Quello che abbiamo voluto fare con questo spettacolo, più che un omaggio all’ “Enzo Jannacci uomo” è un omaggio alla sua visione ed al suo sguardo artistico. Di Enzo c’è molto, alla fine abbiamo usato dodici canzoni sue anche se, a parte “Ma Mi” – che non era di Enzo ma che da lui è stata cantata - e “Vengo anch’ io, No tu no”, che abbiamo messo alla fine come bis, abbiamo voluto di proposito usare canzoni poco note. Poi ci sono anche tre suoi testi che però non ha pubblicato come monologhi, ma che comunque sono stati incisi su disco. Tutto il resto è scritto appositamente da me e da Marie Belotti per lo spettacolo, sperando che i due mondi possano trovare un punto di unione, di comunione.
Da lucana, come ti sei avvicinata all' umorismo “milanese” di Jannacci ?
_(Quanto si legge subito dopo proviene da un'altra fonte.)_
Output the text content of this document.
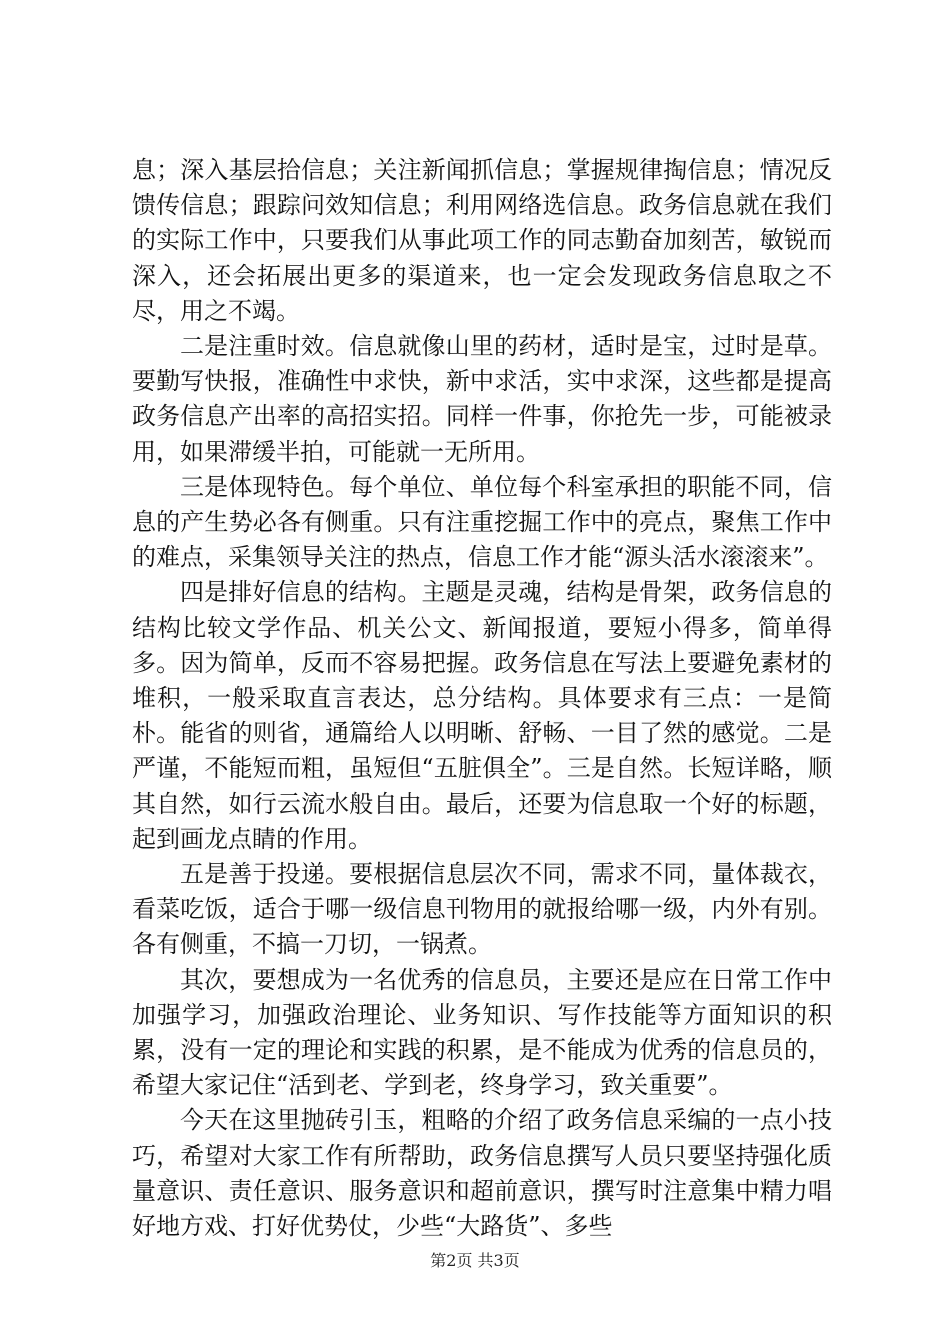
息；深入基层拾信息；关注新闻抓信息；掌握规律掏信息；情况反馈传信息；跟踪问效知信息；利用网络选信息。政务信息就在我们的实际工作中，只要我们从事此项工作的同志勤奋加刻苦，敏锐而深入，还会拓展出更多的渠道来，也一定会发现政务信息取之不尽，用之不竭。

二是注重时效。信息就像山里的药材，适时是宝，过时是草。要勤写快报，准确性中求快，新中求活，实中求深，这些都是提高政务信息产出率的高招实招。同样一件事，你抢先一步，可能被录用，如果滞缓半拍，可能就一无所用。

三是体现特色。每个单位、单位每个科室承担的职能不同，信息的产生势必各有侧重。只有注重挖掘工作中的亮点，聚焦工作中的难点，采集领导关注的热点，信息工作才能“源头活水滚滚来”。

四是排好信息的结构。主题是灵魂，结构是骨架，政务信息的结构比较文学作品、机关公文、新闻报道，要短小得多，简单得多。因为简单，反而不容易把握。政务信息在写法上要避免素材的堆积，一般采取直言表达，总分结构。具体要求有三点：一是简朴。能省的则省，通篇给人以明晰、舒畅、一目了然的感觉。二是严谨，不能短而粗，虽短但“五脏俱全”。三是自然。长短详略，顺其自然，如行云流水般自由。最后，还要为信息取一个好的标题，起到画龙点睛的作用。

五是善于投递。要根据信息层次不同，需求不同，量体裁衣，看菜吃饭，适合于哪一级信息刊物用的就报给哪一级，内外有别。各有侧重，不搞一刀切，一锅煮。

其次，要想成为一名优秀的信息员，主要还是应在日常工作中加强学习，加强政治理论、业务知识、写作技能等方面知识的积累，没有一定的理论和实践的积累，是不能成为优秀的信息员的，希望大家记住“活到老、学到老，终身学习，致关重要”。

今天在这里抛砖引玉，粗略的介绍了政务信息采编的一点小技巧，希望对大家工作有所帮助，政务信息撰写人员只要坚持强化质量意识、责任意识、服务意识和超前意识，撰写时注意集中精力唱好地方戏、打好优势仗，少些“大路货”、多些

第2页 共3页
All' inizio pensavo non ci azzeccasse per niente ! C'è da dire che il papà di Jannacci era pugliese e quindi Enzo non è che si potesse dire milanese Doc, anche se poi alla fine lo è stato. Ma, al di là di questo, la Lucania, a differenza di tutte le altre regioni del Sud, non è così fedele allo stereotipo che le vuole sempre baciate dal sole e bagnate dal mare. La Lucania è molto interna, molto appenninica, abbiamo anche noi la neve, la nebbia, quindi abbiamo anche noi quelle influenze che possono formare un carattere: una certa ombrosità, una certa forma di pudore e di discrezione che, in fondo, con Jannacci legava molto. Quando poi ho conosciuto Enzo, ho sentito che - forse paradossalmente - c'era una visione artistica e generale che aveva molti punti in comune.
Immagino avrai avuto una tua visione di Milano prima ancora di conoscerla. A posteriori, era molto differente da quella reale – e anche surreale - di Enzo?
A Milano sono arrivata dopo essere stata dieci anni in Emilia e quindi non ero del tutto “digiuna” di Nord. Credo che Jannacci sia uno di quegli artisti che ha saputo veramente descrivere in modo efficace un certo tipo di nord ed un certo tipo di umanità legata al nord: le atmosfere, i personaggi, le situazioni, quella bella...come si può dire..”lombarditudine”!. E' stato molto interessante, durante il lavoro di ricerca dei brani da mettere nello spettacolo - ci sono voluti due o tre mesi per ascoltare tutto quello che Enzo ha scritto – scoprire che, fra centinaia e centinaia di canzoni, in molte c'è veramente la descrizione di questa regione e della sua gente. Il discorso di Jannacci ovviamente poi si allarga e si estende all' uomo in generale, nella sua fragilità ed umanità, partendo dal particolare sino ad arrivare alla complessità dell' universale, che è un po' anche quello che succede, ad esempio, con Filomena Marturano di Eduardo De Filippo, commedia così napoletana e comunque una delle più tradotte al mondo.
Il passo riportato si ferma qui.